Vergangenes Jahr im Dezember hätte sich Lehmann schon in den Ruhestand verabschieden können. Aber er hat freiwillig ein Jahr verlängert. Als er diese Entscheidung traf, war noch keine Spur von Corona. Im Jahr der Pandemie musste auch das Amtsgericht schließen beziehungsweise scharfe Sicherheitsregeln einführen. „Überall geschlossene Türen – das ist nicht mehr meine Justiz“, sagt Lehmann mit Verdruss. Der Spaß am Beruf ist ihm in diesem Jahr verloren gegangen. Jetzt freut er sich auf die Zeit, die er haben wird. Auch deswegen, weil einer von den beiden Söhnen, die seine zweite Frau hat, im Juli Vater einer Tochter geworden ist. „Ich bin ein begeisterter Großvater“, bekennt er strahlend und präzisiert: „Auch wenn ich nur ein Stiefgroßvater bin.“ Er und seine Frau verbringen so viel Zeit wie möglich mit der Enkelin. „Wir freuen uns sehr, dass die Eltern des Kindes, die auch in Sechselberg wohnen, ein Stück weit loslassen können. Da sind wir sehr dankbar dafür und können so sehr nahe an der Entwicklung des Kindes teilhaben.“

Zur Person

Michael Lehmann wurde 1954 in Wolfach im Schwarzwald geboren, ist dort aufgewachsen und hat im benachbarten Hausach sein Abitur abgelegt.
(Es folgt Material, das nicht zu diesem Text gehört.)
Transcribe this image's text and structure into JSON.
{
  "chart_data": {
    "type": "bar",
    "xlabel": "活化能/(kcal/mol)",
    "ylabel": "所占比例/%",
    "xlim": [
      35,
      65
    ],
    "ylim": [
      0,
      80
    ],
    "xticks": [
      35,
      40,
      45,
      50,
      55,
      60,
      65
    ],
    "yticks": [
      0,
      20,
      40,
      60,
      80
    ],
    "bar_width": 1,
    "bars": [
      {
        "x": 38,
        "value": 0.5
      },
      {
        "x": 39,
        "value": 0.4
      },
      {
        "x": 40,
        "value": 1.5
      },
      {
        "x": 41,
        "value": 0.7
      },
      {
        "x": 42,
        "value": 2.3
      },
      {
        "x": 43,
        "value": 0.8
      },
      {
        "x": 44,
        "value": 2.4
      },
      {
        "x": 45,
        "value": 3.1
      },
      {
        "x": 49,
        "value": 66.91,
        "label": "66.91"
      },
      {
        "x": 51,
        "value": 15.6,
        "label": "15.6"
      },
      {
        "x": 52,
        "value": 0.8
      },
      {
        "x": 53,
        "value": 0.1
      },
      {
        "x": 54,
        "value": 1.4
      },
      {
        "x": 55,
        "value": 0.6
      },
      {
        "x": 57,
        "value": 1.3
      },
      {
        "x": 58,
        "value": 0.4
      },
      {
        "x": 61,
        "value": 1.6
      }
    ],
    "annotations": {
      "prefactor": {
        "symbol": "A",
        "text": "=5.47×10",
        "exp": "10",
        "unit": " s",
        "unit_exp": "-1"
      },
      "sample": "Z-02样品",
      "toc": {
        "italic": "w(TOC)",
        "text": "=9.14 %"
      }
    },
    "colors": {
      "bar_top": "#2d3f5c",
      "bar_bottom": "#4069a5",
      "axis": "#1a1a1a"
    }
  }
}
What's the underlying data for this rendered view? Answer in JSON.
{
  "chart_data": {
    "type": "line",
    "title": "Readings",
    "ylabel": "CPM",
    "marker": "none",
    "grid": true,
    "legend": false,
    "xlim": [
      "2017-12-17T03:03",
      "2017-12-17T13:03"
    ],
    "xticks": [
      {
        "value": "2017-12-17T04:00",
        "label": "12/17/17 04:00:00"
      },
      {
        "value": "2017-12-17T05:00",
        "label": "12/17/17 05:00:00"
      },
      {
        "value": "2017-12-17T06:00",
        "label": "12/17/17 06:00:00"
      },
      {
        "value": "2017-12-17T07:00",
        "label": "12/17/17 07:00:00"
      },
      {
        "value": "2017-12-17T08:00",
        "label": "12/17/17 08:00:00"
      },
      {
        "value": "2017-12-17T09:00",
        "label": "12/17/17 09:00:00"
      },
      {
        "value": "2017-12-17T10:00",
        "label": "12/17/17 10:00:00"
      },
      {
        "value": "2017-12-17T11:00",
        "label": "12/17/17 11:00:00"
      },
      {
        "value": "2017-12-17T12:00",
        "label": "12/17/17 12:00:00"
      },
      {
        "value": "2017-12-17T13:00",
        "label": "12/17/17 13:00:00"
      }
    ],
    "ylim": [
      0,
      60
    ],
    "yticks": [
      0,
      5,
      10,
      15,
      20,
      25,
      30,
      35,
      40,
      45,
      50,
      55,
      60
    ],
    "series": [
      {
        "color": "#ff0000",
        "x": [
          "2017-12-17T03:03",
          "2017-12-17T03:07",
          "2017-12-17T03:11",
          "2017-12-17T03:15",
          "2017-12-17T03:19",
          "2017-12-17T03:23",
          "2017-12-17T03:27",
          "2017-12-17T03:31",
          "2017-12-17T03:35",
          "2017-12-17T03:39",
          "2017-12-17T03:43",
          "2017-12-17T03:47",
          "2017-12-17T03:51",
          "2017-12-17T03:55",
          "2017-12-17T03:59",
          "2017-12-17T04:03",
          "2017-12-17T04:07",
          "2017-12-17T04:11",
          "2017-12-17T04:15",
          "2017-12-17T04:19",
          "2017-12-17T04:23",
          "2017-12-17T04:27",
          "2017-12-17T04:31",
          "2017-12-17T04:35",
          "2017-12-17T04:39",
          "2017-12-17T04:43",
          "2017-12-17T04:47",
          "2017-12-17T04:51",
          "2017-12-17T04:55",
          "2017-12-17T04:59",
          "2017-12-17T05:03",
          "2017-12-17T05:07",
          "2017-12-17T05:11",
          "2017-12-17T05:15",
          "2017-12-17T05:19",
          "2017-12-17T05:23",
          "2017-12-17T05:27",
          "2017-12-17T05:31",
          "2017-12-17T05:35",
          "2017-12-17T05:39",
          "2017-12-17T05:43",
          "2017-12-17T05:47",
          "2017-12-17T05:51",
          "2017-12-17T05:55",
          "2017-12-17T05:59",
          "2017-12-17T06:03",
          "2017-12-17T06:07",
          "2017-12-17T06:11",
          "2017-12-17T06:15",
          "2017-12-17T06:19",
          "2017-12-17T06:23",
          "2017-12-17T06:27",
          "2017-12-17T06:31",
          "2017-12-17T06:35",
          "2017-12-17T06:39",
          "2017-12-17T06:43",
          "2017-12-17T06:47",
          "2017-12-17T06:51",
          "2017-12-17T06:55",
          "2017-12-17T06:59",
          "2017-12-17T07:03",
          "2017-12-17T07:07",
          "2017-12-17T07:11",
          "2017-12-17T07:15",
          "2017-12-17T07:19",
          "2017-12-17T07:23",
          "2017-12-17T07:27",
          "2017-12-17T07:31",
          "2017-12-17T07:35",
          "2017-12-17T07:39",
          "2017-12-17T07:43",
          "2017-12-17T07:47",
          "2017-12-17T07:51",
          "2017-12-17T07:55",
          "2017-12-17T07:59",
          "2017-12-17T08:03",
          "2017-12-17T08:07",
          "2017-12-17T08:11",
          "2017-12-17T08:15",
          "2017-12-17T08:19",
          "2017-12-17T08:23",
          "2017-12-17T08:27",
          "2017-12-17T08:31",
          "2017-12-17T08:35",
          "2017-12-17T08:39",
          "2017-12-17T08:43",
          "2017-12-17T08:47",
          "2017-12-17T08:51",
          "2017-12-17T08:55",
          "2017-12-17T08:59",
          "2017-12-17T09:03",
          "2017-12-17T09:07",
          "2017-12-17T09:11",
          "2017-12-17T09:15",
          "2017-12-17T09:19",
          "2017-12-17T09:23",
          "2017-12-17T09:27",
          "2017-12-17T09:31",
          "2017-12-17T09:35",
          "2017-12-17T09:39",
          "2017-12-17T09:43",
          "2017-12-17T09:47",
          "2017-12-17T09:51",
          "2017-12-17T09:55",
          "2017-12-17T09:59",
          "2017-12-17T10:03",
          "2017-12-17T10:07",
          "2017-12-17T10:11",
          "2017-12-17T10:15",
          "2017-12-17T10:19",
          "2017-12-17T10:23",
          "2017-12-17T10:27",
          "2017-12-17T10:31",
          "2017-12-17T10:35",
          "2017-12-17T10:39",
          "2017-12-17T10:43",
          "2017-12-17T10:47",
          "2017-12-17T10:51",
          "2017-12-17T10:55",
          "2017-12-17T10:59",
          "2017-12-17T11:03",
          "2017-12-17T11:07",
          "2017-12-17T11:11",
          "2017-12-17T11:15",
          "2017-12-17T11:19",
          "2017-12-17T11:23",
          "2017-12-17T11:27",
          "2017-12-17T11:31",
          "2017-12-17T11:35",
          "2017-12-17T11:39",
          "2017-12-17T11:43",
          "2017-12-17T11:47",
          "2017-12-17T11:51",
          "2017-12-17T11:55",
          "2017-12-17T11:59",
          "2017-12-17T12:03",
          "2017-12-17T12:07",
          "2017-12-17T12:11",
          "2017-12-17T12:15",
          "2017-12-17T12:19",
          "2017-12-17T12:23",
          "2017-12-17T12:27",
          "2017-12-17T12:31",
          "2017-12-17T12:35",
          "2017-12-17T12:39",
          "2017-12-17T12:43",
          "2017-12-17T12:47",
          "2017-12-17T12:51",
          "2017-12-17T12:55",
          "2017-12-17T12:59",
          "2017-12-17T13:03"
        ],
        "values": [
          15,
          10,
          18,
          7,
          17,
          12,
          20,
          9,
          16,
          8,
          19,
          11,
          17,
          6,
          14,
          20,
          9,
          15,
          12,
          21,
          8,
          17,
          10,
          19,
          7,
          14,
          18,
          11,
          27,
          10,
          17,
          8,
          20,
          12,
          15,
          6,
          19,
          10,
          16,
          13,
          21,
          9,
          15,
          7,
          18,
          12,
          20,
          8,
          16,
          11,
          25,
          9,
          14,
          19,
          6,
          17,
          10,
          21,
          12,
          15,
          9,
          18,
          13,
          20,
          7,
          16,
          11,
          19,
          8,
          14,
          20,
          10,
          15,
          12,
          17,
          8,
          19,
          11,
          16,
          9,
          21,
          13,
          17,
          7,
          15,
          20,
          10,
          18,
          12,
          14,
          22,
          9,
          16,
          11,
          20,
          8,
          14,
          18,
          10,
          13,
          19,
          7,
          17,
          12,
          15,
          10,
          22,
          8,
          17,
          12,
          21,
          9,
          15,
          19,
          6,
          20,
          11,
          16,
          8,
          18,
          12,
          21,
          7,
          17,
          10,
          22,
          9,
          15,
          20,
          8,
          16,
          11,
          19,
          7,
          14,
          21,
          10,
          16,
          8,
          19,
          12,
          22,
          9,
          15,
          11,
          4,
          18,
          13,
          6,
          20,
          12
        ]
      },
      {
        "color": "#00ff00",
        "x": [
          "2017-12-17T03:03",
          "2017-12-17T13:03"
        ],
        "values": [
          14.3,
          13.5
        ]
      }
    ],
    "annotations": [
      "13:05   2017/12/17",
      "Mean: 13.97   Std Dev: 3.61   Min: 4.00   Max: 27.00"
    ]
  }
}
Nach seiner zweijährigen Bundeswehrzeit als Zeitsoldat in Albstadt sowie in Kaiserslautern bei einer Nato-Einheit begann er sein Jurastudium in Konstanz, das er nach nur sechs Jahren mit dem zweiten Staatsexamen abschloss.

Im November 1981 begann Lehmann seine dreijährige Assessorenzeit, eine Art Probezeit. Für jeweils ein Jahr war er bei der Staatsanwaltschaft Stuttgart, Abteilung Gewaltverbrechen, bei der Großen Strafkammer beim Landgericht Stuttgart und am Amtsgericht Waiblingen. Anschließend wurde Lehmann 1985 an das Amtsgericht Ludwigsburg versetzt und dort zeitnah zum Richter auf Lebenszeit ernannt.

Im Jahr 2003 hatte er den Wunsch, sich zu verändern. Im September wurde er zum Direktor des Amtsgerichts Backnang ernannt.

Michael Lehmann war von 1985 bis 2007 in erster Ehe verheiratet und hat eine heute 31 Jahre alte Tochter. 2006 zog Lehmann von Ludwigsburg nach Backnang. Mit seiner zweiten Frau, die Lehmann 2009 geheiratet hat und die zwei erwachsene Söhne hat, lebt er heute im eigenen Haus in Althütte-Sechselberg.